During Monday’s groundbreaking, U.S. Rep. Salud Carbajal, D-Santa Barbara, commended the work of county officials and observed a moment of silence for the Montecito residents who died in the disaster.
“We lost a lot of lives, homes and property on Jan. 9,” Rep. Carbajal said. “The best thing we could do moving forward in honoring their memory is to take action to protect our community from a similar disaster in the future. The Randall Road Debris Basin is key to this assurance. We know that climate change has exacerbated extreme weather events, so it is crucial we invest in projects like this that adapt our infrastructure to mitigate the future threats of climate change.”
He later added, “I have no doubt that this critical investment in our safety and our resilience will pay dividends down the line.”
The project, which will officially begin next Monday, is expected to be completed in December, according to Jon Frye, an engineering manager with the County Public Works Department. Currently, the property that was once filled with homes is barren and covered in large boulders left over from the mudslide. But when the project is finished, Mr. Frye said residents will notice changes to the appearance of the property.

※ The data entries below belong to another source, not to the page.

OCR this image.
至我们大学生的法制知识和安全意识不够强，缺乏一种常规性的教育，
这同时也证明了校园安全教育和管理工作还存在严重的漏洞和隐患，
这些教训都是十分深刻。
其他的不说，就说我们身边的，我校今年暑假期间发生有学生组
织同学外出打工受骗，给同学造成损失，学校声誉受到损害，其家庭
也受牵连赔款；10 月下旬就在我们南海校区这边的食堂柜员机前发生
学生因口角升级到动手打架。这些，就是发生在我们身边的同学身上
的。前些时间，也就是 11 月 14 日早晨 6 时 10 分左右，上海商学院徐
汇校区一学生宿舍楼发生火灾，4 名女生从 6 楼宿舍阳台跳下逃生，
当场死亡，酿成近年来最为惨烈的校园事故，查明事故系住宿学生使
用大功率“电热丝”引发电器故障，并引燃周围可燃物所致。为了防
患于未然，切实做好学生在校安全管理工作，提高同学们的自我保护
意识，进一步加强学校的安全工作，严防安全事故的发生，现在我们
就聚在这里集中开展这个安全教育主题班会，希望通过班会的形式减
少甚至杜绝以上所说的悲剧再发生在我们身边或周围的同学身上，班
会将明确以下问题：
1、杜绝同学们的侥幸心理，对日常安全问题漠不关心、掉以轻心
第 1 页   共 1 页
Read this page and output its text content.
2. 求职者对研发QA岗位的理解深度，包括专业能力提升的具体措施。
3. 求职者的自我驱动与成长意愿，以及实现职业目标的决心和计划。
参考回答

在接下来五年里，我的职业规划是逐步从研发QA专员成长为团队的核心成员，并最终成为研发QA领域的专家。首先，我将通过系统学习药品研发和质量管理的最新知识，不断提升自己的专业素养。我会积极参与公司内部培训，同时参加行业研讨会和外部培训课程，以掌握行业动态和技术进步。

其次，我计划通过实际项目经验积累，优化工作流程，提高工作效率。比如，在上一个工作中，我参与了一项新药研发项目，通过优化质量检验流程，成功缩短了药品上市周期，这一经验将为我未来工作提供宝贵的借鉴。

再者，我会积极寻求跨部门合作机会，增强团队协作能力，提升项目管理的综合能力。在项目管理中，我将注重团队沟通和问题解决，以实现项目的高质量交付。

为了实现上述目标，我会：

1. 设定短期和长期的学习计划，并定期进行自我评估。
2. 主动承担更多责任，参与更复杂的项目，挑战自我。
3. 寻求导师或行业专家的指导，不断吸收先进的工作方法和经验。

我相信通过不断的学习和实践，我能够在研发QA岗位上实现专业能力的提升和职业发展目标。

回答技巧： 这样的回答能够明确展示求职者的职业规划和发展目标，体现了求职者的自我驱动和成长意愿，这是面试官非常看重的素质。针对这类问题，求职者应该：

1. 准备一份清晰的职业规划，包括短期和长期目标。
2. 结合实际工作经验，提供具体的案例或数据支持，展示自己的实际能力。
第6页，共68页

“There will certainly be physical changes within the property itself,” Mr. Frye told the News-Press. “We’re going to be planting some visual barriers, like trees, along the back of East Valley Road. Given some time, as vegetation can grow, when you’re talking five, 10 years out, it’s going to be more of a natural setting. It’s not going to be the stark visual that this certainly is (right now).”
In addition to the many public officials in attendance at Monday’s groundbreaking, a few of the former residents of Randall Road made an appearance at the event. Montecito resident Curtis Skene addressed the crowd on Monday, expressing gratitude at seeing the debris basin finally coming to fruition.
After Mr. Skene’s home was destroyed in the 2018 mudflow, he decided to do something to protect future Montecito residents from experiencing the same devastation. He began attending events and meeting with Public Works officials to propose a debris basin project near the site of his old home on Randall Road.
Now that the project is coming together, Mr. Skene said the project “shows the strength of community activism and should be a model for what we can accomplish together.”
“I’m a very lucky man,” Mr. Skene told the crowd. “First, because I just barely escaped the debris flow three years ago, and secondly because I’ve been able to do something, be part of something, to both heal and protect my community.”
First District Supervisor Das Williams praised Mr. Skene and the other former residents of Randall Road for thinking of how to best protect their community in the face of devastation during his remarks at Monday’s events.
“The neighbors provided an incredible example of how we need to learn as a community to react in a crisis,” Mr. Williams said. “They experienced great pain (and) devastation, and it would have been very understandable to focus and hold on to that pain and devastation. It would have been very understandable if they had thought about their long term financial benefit in it, but neither of those things seemed to be primary in the calculation. Primary in their calculation, I know this from talking to some of them (and) from how rapidly this happened, was how to avoid other people experiencing the pain and devastation that we did.”